Alexander Girardi

Nichts als Gerüchte…

Alexander Girardi (* 5. Dezember 1850 in Graz; † 20. April 1918 in Wien) war ein österreichischer Schauspieler und Operettensänger (Tenor). Girardi erlernte nach dem Tod seines Vaters das Schlosserhandwerk, aber trat einer Laienspielfruppe namens „Die Tonhalle“ bei. Dort wurde er dann auch entdeckt. Ab 1874 spielte er am Theater an der Wien und feierte dort große Erfolge. Der Träger des Iffland-Ringes spielte in unzähligen Stücken von Ferdinand Raimund und in vielen Operetten. Girardi war mit Katherina Schratt gut befreundet.
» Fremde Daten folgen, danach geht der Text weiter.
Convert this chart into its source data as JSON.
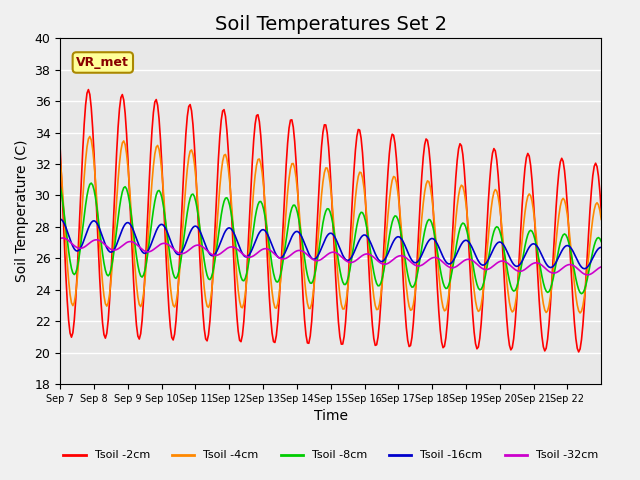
{
  "title": "Soil Temperatures Set 2",
  "xlabel": "Time",
  "ylabel": "Soil Temperature (C)",
  "ylim": [
    18,
    40
  ],
  "yticks": [
    18,
    20,
    22,
    24,
    26,
    28,
    30,
    32,
    34,
    36,
    38,
    40
  ],
  "x_labels": [
    "Sep 7",
    "Sep 8",
    "Sep 9",
    "Sep 10",
    "Sep 11",
    "Sep 12",
    "Sep 13",
    "Sep 14",
    "Sep 15",
    "Sep 16",
    "Sep 17",
    "Sep 18",
    "Sep 19",
    "Sep 20",
    "Sep 21",
    "Sep 22"
  ],
  "colors": {
    "Tsoil -2cm": "#ff0000",
    "Tsoil -4cm": "#ff8800",
    "Tsoil -8cm": "#00cc00",
    "Tsoil -16cm": "#0000cc",
    "Tsoil -32cm": "#cc00cc"
  },
  "annotation_text": "VR_met",
  "annotation_box_facecolor": "#ffff99",
  "annotation_box_edgecolor": "#aa8800",
  "annotation_text_color": "#880000",
  "background_color": "#e8e8e8",
  "fig_background_color": "#f0f0f0",
  "grid_color": "#ffffff",
  "title_fontsize": 14,
  "axis_label_fontsize": 10,
  "tick_fontsize": 9,
  "legend_fontsize": 8,
  "n_days": 16
}
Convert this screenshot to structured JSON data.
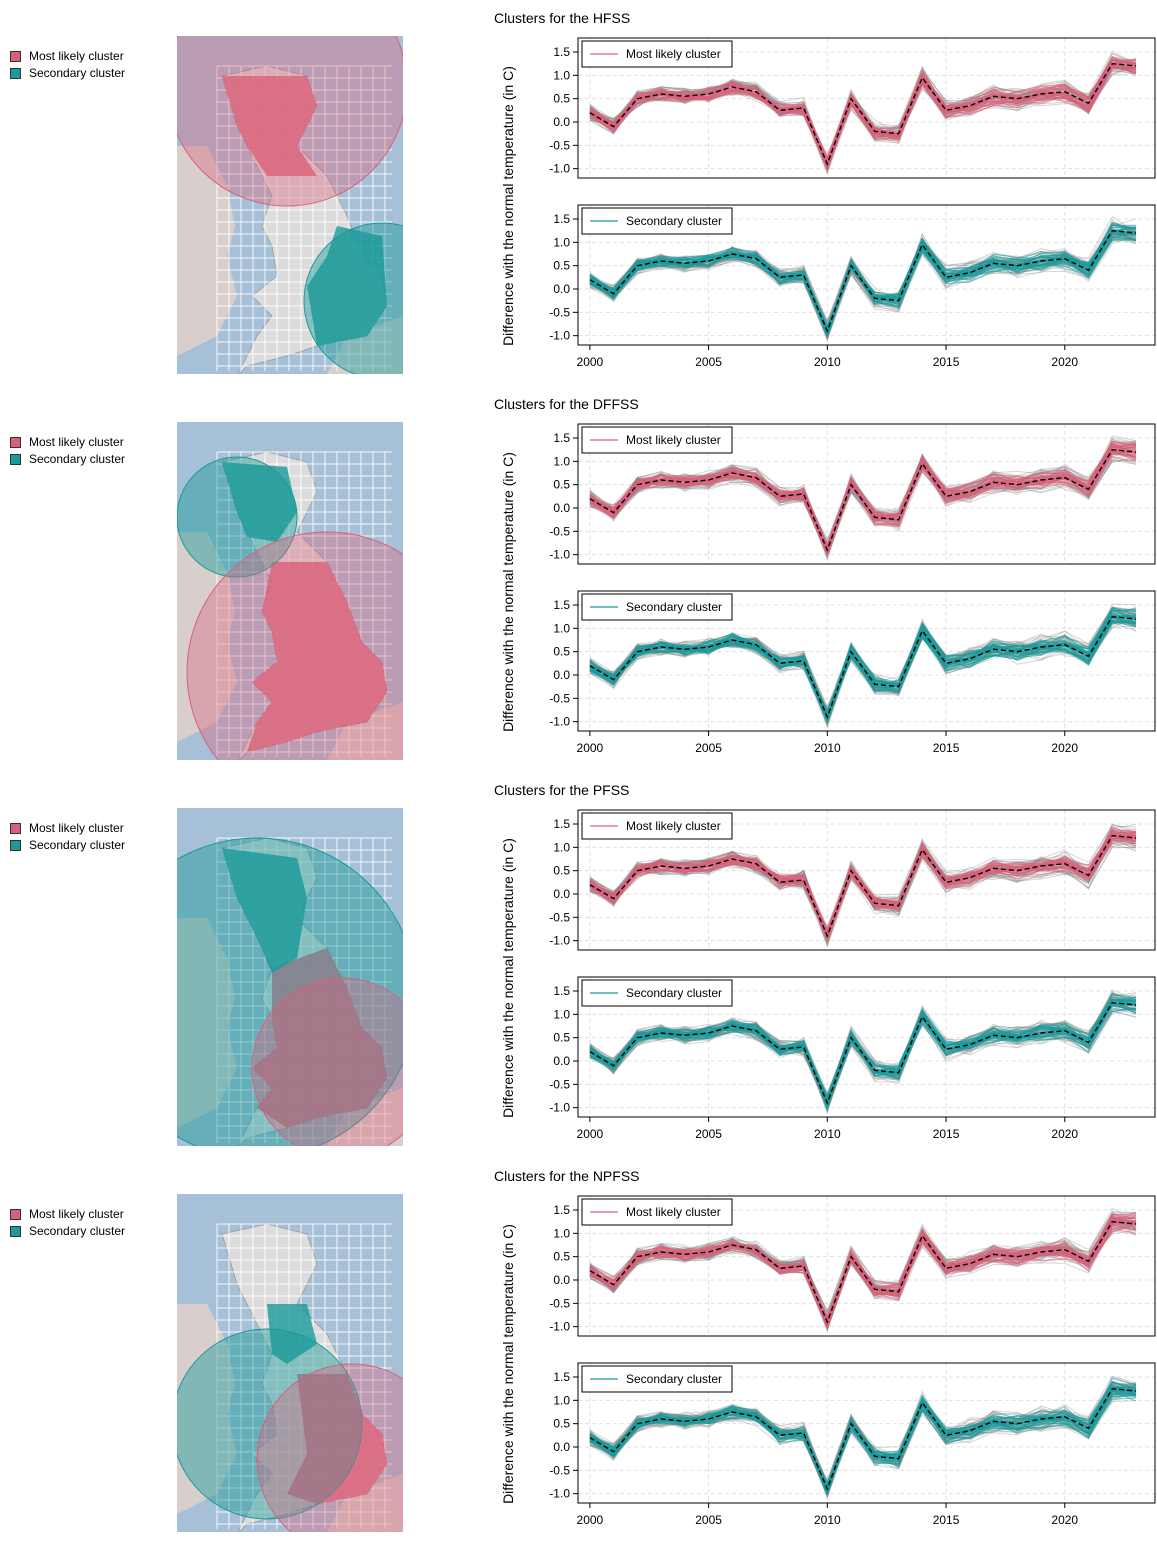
{
  "colors": {
    "most_likely": "#d9607a",
    "secondary": "#1a9a9a",
    "background_lines": "#888888"
  },
  "panels": [
    {
      "title": "Clusters for the HFSS",
      "legend": [
        "Most likely cluster",
        "Secondary cluster"
      ],
      "top_legend": "Most likely cluster",
      "bottom_legend": "Secondary cluster"
    },
    {
      "title": "Clusters for the DFFSS",
      "legend": [
        "Most likely cluster",
        "Secondary cluster"
      ],
      "top_legend": "Most likely cluster",
      "bottom_legend": "Secondary cluster"
    },
    {
      "title": "Clusters for the PFSS",
      "legend": [
        "Most likely cluster",
        "Secondary cluster"
      ],
      "top_legend": "Most likely cluster",
      "bottom_legend": "Secondary cluster"
    },
    {
      "title": "Clusters for the NPFSS",
      "legend": [
        "Most likely cluster",
        "Secondary cluster"
      ],
      "top_legend": "Most likely cluster",
      "bottom_legend": "Secondary cluster"
    }
  ],
  "chart_data": {
    "type": "line",
    "ylabel": "Difference with the normal temperature (in C)",
    "x": [
      2000,
      2001,
      2002,
      2003,
      2004,
      2005,
      2006,
      2007,
      2008,
      2009,
      2010,
      2011,
      2012,
      2013,
      2014,
      2015,
      2016,
      2017,
      2018,
      2019,
      2020,
      2021,
      2022,
      2023
    ],
    "mean_series": [
      0.2,
      -0.1,
      0.5,
      0.6,
      0.55,
      0.6,
      0.75,
      0.65,
      0.25,
      0.3,
      -0.9,
      0.5,
      -0.2,
      -0.25,
      0.95,
      0.25,
      0.35,
      0.55,
      0.5,
      0.6,
      0.65,
      0.4,
      1.25,
      1.2
    ],
    "xlim": [
      1999.5,
      2023.8
    ],
    "ylim": [
      -1.2,
      1.8
    ],
    "xticks": [
      2000,
      2005,
      2010,
      2015,
      2020
    ],
    "yticks": [
      "1.5",
      "1.0",
      "0.5",
      "0.0",
      "-0.5",
      "-1.0"
    ],
    "ytick_values": [
      1.5,
      1.0,
      0.5,
      0.0,
      -0.5,
      -1.0
    ],
    "grid": true
  }
}
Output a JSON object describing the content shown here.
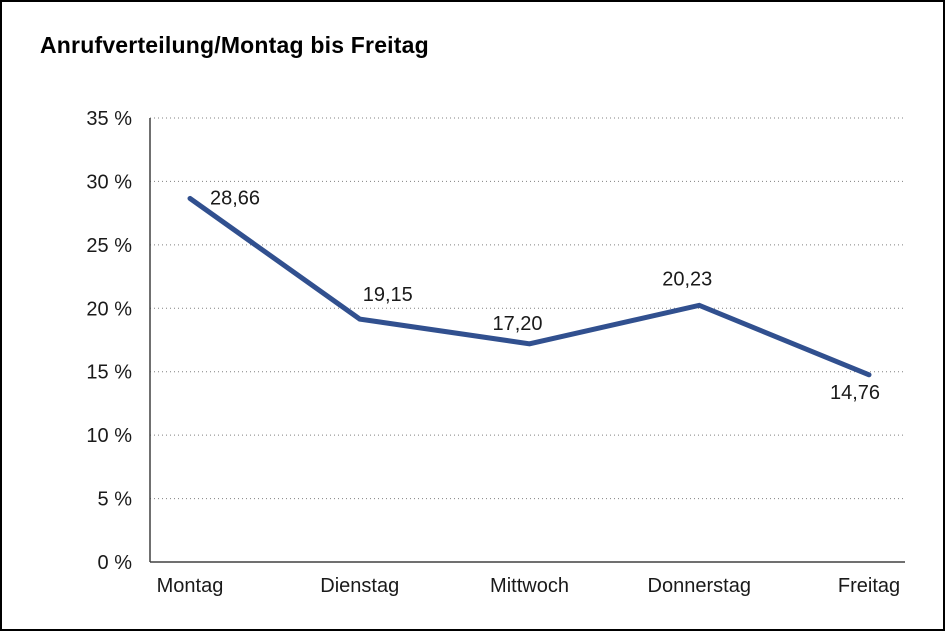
{
  "frame": {
    "background": "#ffffff",
    "border_color": "#000000"
  },
  "chart_data": {
    "type": "line",
    "title": "Anrufverteilung/Montag bis Freitag",
    "categories": [
      "Montag",
      "Dienstag",
      "Mittwoch",
      "Donnerstag",
      "Freitag"
    ],
    "series": [
      {
        "name": "Anrufverteilung",
        "values": [
          28.66,
          19.15,
          17.2,
          20.23,
          14.76
        ]
      }
    ],
    "point_labels": [
      "28,66",
      "19,15",
      "17,20",
      "20,23",
      "14,76"
    ],
    "xlabel": "",
    "ylabel": "",
    "ylim": [
      0,
      35
    ],
    "ytick_step": 5,
    "ytick_labels": [
      "0 %",
      "5 %",
      "10 %",
      "15 %",
      "20 %",
      "25 %",
      "30 %",
      "35 %"
    ],
    "grid": "dotted-horizontal",
    "legend": "none",
    "line_color": "#31508F",
    "text_color": "#1a1a1a",
    "axis_color": "#404040",
    "grid_color": "#808080"
  }
}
Um die ungustiösen Höhepunkte der Ehe Girardis mit der ebenfalls gefeierten und berühmten Schauspielerin Helene Odilon ranken sich unzählige Gerüchte.
Odilon war ihres Mannes überdrüßig und wollte ihn loswerden. Dazu soll sie den berühmten Psychiater Professor Wagner-Jauregg beauftragt habe, ein Gefälligkeitsgutachten zu erstellen, um Girardi als gemeingefährlichen Kokainsüchtigen in eine Irrenanstalt einweisen zu lassen.
Im selben Haus wie Girardi soll auch ein hoher Staatsbeamter gewohnt haben. Der soll – entsprechend der damaligen Mode – gerne einen sogenannten Girardi-Hut, einen Strohhut mit gerader Krempe (auch als Kreissäge bekannt) getragen haben. Als eben dieser Beamte, mit dem Girardi-Hut auf, das Haus verließ, warteten die von Odilon bestellten Krankenpfleger der Irrenanstalt bereits, verwechselten den Beamten mit Girardi und zerrten ihn in einen Krankenwagen, um ihn so zu verschleppen. Girardi erkannte die Situation, flüchtete zu seiner Freundin Katharina Schratt, die ihrerseits beim Kaiser vorsprach, damit dieser für Girardi intervenierte und diese Farce beendete.
Wie bereits erwähnt… Gerüchte. Aber wenn die Geschichte nicht wahr ist, so ist sie wenigstens gut erfunden.